As D. H. Lawrence so often does, in this story he contrasts the class distinctions that are so important in social conventions to the authentic passion that human beings experience. Mabel Pervin grows up among brothers who treat her roughly, calling her a “bull dog.” All four have lived at home, but with their father’s death, the household is dispersing. The plot centers upon what Mabel, who, as a young woman is not expected to live on her own; the brothers assume she will go to live with her sister. Mabel's relationship with Jack Fergusson, the young village doctor, develops in several stages. As he is a middle-class professional, at first he considers her an unsuitable partner, but he is swept away by passion.
Animal imagery is present from the outset. The appearance of the oldest brother, Joe, is described in horse-like terms, and he physically identifies with the animals. He is uncertain about leaving the ranch and, knowing his future is secure through his upcoming marriage, resents the loss of freedom. Although he is good-looking,
his bearing was stupid. Now he watched the horses with a glazed look of helplessness in his eyes, a certain stupor of downfall . . . Joe watched with glazed hopeless eyes. The horses were almost like his own body to him . . . He would marry and go into harness. His life was over, he would be a subject animal now.
Later, as well, Lawrence describes him thusly" “Joe stood with his knees stuck out, in real horsy fashion.”
The brothers say their sister has a “bull-dog” look—through “the impassive fixity of her face,” they cannot understand her. While they are warm and affectionate with the real family dog, they treat their sister coldly. When she says that she will not go to live with their sister, her brother Fred compares her to a dog: “‘The sulkiest bitch that ever trod!’ muttered her brother.”

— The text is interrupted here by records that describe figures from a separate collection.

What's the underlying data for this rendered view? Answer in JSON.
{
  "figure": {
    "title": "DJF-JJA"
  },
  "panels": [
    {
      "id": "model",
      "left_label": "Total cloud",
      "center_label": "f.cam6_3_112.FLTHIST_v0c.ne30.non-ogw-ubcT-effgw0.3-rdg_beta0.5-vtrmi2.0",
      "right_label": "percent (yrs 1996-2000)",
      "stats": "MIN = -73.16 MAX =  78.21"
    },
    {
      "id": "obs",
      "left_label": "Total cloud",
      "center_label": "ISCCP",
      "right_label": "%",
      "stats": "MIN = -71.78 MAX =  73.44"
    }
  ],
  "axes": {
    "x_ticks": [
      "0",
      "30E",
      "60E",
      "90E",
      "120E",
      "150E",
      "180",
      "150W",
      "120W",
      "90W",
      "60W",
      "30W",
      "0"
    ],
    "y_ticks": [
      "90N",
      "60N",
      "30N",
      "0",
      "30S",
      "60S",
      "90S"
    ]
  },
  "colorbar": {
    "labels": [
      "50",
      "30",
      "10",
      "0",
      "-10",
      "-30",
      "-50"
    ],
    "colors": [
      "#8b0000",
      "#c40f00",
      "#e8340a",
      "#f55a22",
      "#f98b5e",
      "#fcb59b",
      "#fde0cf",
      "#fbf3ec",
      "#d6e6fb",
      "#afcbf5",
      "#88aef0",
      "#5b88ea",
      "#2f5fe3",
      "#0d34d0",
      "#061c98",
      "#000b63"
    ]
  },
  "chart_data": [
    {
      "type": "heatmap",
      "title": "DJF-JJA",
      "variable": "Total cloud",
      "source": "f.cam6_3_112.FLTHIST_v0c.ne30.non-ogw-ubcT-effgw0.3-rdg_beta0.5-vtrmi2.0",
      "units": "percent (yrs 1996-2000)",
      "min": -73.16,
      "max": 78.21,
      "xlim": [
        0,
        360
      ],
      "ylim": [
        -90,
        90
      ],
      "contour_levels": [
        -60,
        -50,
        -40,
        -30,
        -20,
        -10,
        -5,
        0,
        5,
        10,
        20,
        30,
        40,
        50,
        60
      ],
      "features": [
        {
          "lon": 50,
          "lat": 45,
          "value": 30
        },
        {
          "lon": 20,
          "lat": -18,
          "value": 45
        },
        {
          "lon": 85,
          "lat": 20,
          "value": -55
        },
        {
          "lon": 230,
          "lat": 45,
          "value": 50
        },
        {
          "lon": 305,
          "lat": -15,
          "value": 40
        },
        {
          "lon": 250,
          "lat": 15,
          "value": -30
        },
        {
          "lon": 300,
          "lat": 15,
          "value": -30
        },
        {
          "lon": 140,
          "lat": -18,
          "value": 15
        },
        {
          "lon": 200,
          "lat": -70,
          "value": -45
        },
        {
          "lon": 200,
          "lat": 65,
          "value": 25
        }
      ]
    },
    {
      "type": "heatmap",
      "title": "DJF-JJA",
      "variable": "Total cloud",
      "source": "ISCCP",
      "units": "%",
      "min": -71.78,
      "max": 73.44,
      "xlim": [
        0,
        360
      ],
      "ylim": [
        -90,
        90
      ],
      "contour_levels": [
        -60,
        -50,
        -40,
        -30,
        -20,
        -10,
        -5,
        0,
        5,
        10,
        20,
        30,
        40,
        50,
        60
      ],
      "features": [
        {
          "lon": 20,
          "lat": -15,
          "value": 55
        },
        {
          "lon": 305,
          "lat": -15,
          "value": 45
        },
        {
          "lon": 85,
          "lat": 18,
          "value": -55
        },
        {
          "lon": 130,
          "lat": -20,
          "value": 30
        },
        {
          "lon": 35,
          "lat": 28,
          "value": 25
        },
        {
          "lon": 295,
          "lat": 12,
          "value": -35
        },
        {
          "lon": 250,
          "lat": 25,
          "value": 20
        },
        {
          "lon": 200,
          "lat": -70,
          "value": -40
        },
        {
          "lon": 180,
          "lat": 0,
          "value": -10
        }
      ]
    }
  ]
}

Yet the animal comparison is not all negative. Mabel has been keeping house for her brothers for ten years, and she will now be free of this. Although female, she has some things in common with them—what Lawrence calls “animal pride." She has suffered badly during the period of poverty;
Nothing, however, could shake the curious sullen, animal pride that dominated each member of the family.
It turns out that this pride makes Mabel decide to end her life rather than go live with her sister. When she attempts to drown herself in the pond, however, the doctor sees her and rescues her. After he pulls her to safety, takes her to his home, and tends to her, she recovers her wits and defends her actions as “the right thing to do.” At this point, the animal imagery briefly returns, associated with the passions stirring in both of them—but especially in Jack, who looks at her “wild, bare, animal shoulders." As she decides that Jack’s saving her and undressing her means he loves her, he suddenly realizes that, despite himself, he does.